The operation to transfer over 1 million barrels of oil from the decaying FSO Safer in the Red Sea has reached a significant milestone after obtaining insurance coverage for the operation.
The binding insurance coverage was announced by the United Nations Development Programme (UNDP) on Monday.
Securing insurance is described as a pivotal milestone in allowing the ship-to-ship transfer (STS) to move forward as it reduces the financial risk associated with the operation for the various stakeholders involved.

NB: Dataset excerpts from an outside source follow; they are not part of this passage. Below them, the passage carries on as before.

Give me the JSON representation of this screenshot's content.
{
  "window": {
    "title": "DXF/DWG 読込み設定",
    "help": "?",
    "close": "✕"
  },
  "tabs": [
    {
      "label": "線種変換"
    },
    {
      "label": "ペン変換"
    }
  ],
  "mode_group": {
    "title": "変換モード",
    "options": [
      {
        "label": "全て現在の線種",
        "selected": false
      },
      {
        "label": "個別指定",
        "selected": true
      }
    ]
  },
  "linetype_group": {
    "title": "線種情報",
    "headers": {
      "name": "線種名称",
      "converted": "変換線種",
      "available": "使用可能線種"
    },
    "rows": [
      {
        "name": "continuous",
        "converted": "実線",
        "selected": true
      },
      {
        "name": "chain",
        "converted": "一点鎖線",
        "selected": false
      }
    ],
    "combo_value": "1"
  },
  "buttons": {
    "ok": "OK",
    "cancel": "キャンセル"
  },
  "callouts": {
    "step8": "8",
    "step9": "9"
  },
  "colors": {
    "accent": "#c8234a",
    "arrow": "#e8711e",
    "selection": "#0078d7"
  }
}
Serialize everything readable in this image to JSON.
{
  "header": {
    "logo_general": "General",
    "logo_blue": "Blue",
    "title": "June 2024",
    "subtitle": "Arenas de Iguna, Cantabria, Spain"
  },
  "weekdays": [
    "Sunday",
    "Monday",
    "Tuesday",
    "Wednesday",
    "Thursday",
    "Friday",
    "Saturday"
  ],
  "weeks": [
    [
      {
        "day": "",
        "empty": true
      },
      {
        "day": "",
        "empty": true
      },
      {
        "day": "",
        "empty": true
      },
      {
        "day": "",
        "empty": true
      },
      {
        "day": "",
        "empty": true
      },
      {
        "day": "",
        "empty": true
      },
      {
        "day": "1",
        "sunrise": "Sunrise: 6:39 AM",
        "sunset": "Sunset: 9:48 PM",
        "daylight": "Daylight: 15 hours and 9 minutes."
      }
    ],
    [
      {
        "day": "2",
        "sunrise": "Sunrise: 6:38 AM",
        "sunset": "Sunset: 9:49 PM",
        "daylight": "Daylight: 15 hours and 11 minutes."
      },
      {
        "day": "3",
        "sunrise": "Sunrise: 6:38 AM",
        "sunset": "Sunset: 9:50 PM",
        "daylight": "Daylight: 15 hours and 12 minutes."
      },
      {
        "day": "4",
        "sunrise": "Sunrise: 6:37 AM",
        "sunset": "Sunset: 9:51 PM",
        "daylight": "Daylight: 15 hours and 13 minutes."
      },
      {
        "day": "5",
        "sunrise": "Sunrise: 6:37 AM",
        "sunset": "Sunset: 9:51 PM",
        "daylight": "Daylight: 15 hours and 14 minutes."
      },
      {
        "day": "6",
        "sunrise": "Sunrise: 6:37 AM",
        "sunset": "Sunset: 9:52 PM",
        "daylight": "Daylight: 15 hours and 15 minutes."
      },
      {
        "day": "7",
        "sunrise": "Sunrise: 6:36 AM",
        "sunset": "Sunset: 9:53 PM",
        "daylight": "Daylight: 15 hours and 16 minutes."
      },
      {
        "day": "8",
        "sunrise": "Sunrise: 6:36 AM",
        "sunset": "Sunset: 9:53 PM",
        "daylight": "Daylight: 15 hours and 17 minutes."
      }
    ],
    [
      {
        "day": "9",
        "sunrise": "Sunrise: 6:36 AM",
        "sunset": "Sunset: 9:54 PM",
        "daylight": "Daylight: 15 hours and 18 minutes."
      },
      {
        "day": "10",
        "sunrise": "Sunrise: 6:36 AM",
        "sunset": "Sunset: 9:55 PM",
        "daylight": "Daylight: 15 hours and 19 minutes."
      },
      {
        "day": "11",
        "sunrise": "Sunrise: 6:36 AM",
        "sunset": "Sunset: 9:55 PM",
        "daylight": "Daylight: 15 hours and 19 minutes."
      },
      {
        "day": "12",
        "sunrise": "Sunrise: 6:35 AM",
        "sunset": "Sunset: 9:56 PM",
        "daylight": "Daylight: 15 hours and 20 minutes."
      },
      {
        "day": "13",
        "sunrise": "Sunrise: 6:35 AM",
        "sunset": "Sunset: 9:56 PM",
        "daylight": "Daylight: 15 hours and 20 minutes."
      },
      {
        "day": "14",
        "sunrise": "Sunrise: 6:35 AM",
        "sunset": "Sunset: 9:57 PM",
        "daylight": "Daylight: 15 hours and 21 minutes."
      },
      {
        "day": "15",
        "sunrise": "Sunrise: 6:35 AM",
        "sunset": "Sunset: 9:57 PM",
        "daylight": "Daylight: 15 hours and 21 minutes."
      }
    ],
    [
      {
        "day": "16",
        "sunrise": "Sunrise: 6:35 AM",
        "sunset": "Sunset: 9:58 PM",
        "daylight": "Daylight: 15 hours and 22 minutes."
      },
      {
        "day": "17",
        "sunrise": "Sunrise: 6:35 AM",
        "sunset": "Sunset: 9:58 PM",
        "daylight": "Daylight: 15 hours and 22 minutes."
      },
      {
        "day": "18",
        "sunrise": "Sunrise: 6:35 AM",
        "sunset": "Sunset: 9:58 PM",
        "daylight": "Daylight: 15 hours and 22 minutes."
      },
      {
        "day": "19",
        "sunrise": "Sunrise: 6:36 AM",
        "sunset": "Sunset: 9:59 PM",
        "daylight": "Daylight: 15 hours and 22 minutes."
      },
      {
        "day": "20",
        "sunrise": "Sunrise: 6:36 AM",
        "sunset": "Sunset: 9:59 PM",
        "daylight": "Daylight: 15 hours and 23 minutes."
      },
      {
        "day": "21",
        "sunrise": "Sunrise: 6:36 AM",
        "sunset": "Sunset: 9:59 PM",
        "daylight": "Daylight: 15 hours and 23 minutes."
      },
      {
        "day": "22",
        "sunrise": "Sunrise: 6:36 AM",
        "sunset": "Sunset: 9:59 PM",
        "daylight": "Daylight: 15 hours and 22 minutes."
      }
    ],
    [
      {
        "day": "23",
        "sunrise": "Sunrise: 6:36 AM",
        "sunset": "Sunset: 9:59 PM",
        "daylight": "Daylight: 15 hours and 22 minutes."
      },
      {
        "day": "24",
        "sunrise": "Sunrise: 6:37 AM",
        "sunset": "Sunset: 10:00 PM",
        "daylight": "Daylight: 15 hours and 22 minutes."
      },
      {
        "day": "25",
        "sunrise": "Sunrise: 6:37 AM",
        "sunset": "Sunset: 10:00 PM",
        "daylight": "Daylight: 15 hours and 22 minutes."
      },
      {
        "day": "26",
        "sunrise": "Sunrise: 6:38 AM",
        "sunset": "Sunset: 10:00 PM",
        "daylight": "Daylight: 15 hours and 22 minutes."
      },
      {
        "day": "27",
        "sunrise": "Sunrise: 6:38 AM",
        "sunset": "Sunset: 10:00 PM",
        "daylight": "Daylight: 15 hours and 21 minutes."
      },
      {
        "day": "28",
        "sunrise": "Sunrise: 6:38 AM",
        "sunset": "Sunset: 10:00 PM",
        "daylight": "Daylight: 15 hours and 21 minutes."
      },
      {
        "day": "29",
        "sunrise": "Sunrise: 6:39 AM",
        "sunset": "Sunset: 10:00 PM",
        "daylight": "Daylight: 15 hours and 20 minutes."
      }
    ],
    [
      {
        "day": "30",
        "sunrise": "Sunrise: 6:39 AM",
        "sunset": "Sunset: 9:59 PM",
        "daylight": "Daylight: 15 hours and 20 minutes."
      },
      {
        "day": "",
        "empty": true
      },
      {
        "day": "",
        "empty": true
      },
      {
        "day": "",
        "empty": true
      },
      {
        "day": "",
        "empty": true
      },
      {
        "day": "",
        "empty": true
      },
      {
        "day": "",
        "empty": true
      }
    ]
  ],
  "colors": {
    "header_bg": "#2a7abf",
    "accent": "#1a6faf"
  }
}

“Insurance became a critical element of enabling this salvage operation to proceed,” said UNDP Administrator Achim Steiner. “Without it, the mission could not go forward. UNDP has been broadening and deepening its work with the global insurance community over recent years. That collaboration is delivering impact in many ways.”
The FSO Safer, anchored just a few miles off the Yemen coast, has been described as an ecological and humanitarian timebomb. The vessel, initially constructed in 1976 and later converted into a floating storage and offloading facility (FSO) for oil, is loaded with approximately 1.14 million barrels of light crude. Offloading and maintenance stopped in 2015 following the start of the war in Yemen, putting the vessel at serious risk of breaking up and spilling its content into the Red Sea.

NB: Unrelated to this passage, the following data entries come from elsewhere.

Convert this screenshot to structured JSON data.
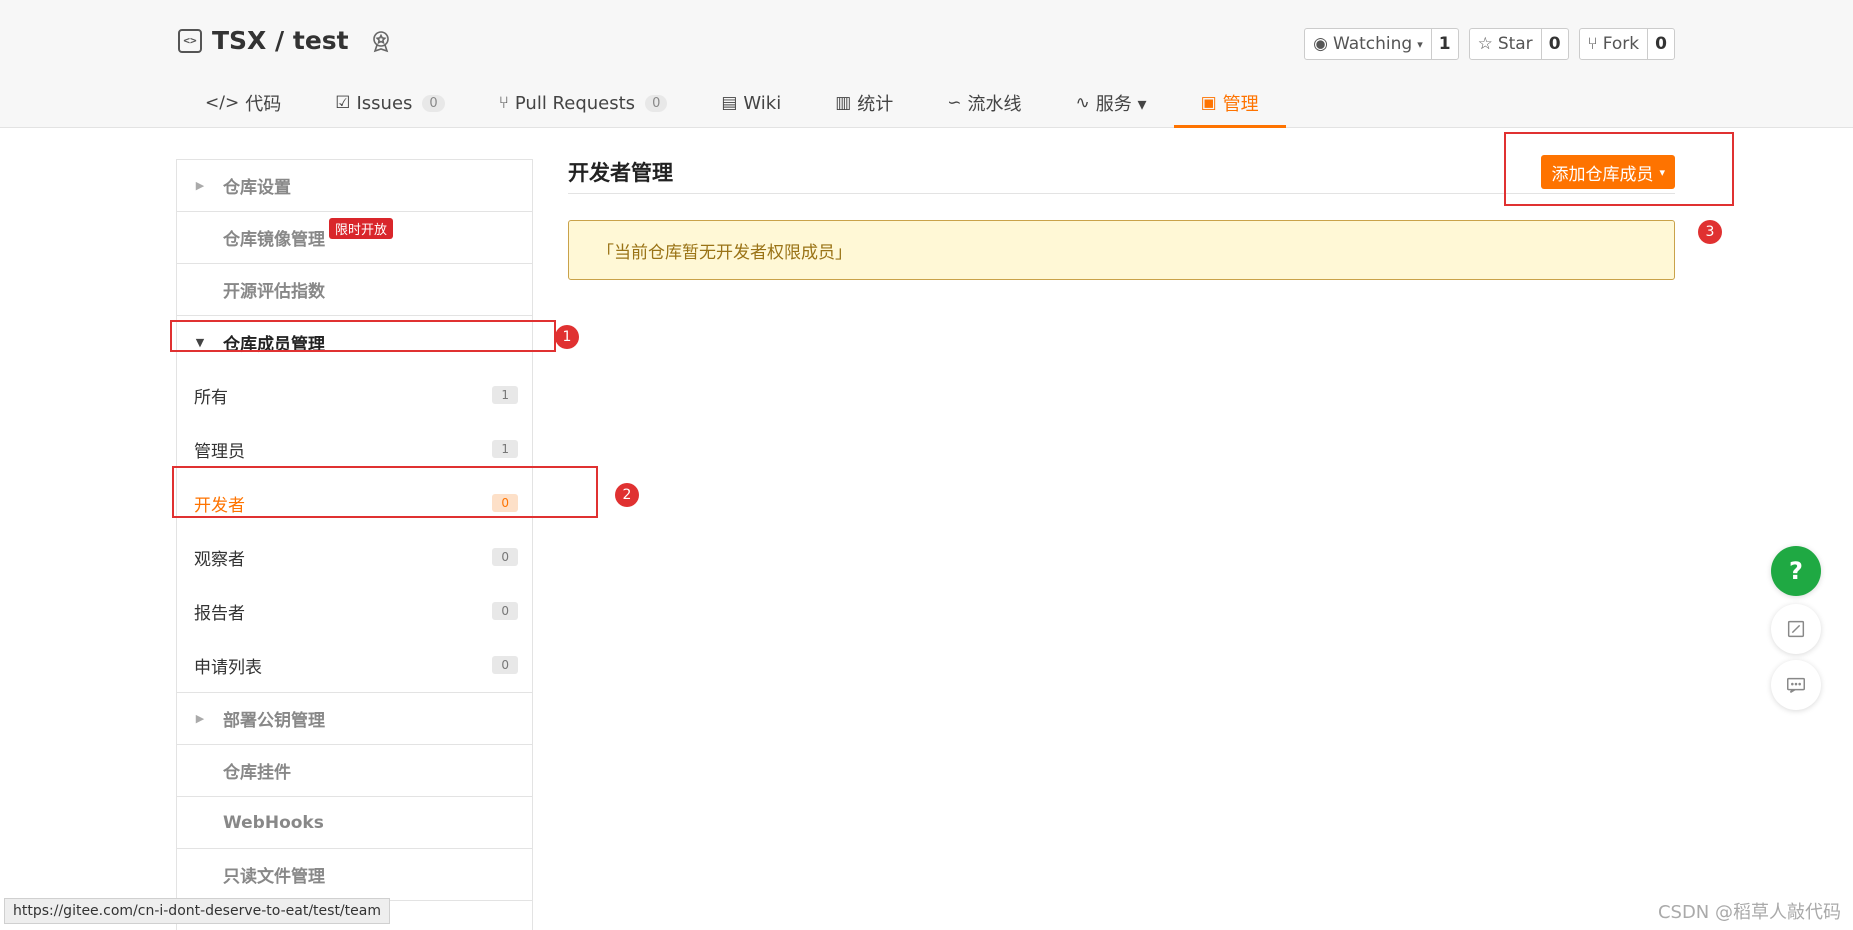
{
  "header": {
    "repo_name": "TSX / test",
    "watch": {
      "label": "Watching",
      "count": "1"
    },
    "star": {
      "label": "Star",
      "count": "0"
    },
    "fork": {
      "label": "Fork",
      "count": "0"
    }
  },
  "tabs": [
    {
      "icon": "</>",
      "label": "代码",
      "count": ""
    },
    {
      "icon": "☑",
      "label": "Issues",
      "count": "0"
    },
    {
      "icon": "⑂",
      "label": "Pull Requests",
      "count": "0"
    },
    {
      "icon": "▤",
      "label": "Wiki",
      "count": ""
    },
    {
      "icon": "▥",
      "label": "统计",
      "count": ""
    },
    {
      "icon": "∽",
      "label": "流水线",
      "count": ""
    },
    {
      "icon": "∿",
      "label": "服务 ▾",
      "count": ""
    },
    {
      "icon": "▣",
      "label": "管理",
      "count": ""
    }
  ],
  "sidebar": {
    "repo_settings": "仓库设置",
    "mirror": "仓库镜像管理",
    "mirror_tag": "限时开放",
    "oss_index": "开源评估指数",
    "members": "仓库成员管理",
    "member_items": [
      {
        "label": "所有",
        "count": "1"
      },
      {
        "label": "管理员",
        "count": "1"
      },
      {
        "label": "开发者",
        "count": "0"
      },
      {
        "label": "观察者",
        "count": "0"
      },
      {
        "label": "报告者",
        "count": "0"
      },
      {
        "label": "申请列表",
        "count": "0"
      }
    ],
    "deploy_keys": "部署公钥管理",
    "plugins": "仓库挂件",
    "webhooks": "WebHooks",
    "readonly": "只读文件管理"
  },
  "main": {
    "title": "开发者管理",
    "add_button": "添加仓库成员",
    "notice": "「当前仓库暂无开发者权限成员」"
  },
  "annotations": {
    "one": "1",
    "two": "2",
    "three": "3"
  },
  "status_url": "https://gitee.com/cn-i-dont-deserve-to-eat/test/team",
  "watermark": "CSDN @稻草人敲代码"
}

The UN has warned that a major spill would devastate fishing communities on Yemen’s Red Sea coast, impacting the livelihoods of some 200,000 instantly. The cost of cleanup alone is estimated at $20 billion, while disruptions to shipping through the Bab al-Mandab strait to the Suez Canal could cost billions more in global trade losses every day.
Compounding the complexity of the situation, the FSO Safer sits in waters classified as “high risk” by the Joint War Committee in London, which determines insurance rates and exclusions for marine war underwriters worldwide.
The operation to remove oil from the FSO Safer involves transferring of the oil to a UN-owned VLCC tanker and scrapping of the Safer at a scrapyard.
After two years of groundwork and fundraising led by the UNDP, a SMIT salvage team arrived on site last month to prepare the FSO Safer for the STS operation. The tanker, Nautica, is standing by in Djibouti and is expected to travel to the site this month to receive the oil.
The UNDP said more than 100 individual underwriters were involved in issuing the highly specialized set of policies covering FSO Safer, the STS operation and the replacement vessel. Global insurance broker Howden, appointed as the UNDP’s broker, packaged, structured and syndicated the various risks across thirteen insurers in the Lloyd’s, London and P&I markets.
“The partnership with the insurance industry to de-risk the FSO Safer operation is a very visible demonstration of UNDP’s leadership in harnessing risk-sharing techniques to secure the SDGs in the most challenging of contexts,” said Jan Kellett, Head of the Insurance and Risk Finance Facility (IRFF). “However, more is needed. As the most recent edition of the Human Development Report emphasized, policies that focus on ‘investment, insurance and innovation’ are required to enable people to thrive in the face of unprecedented uncertainty. For this reason, UNDP is investing in the long-term transformation of insurance markets to the benefit of vulnerable communities and ecosystems.”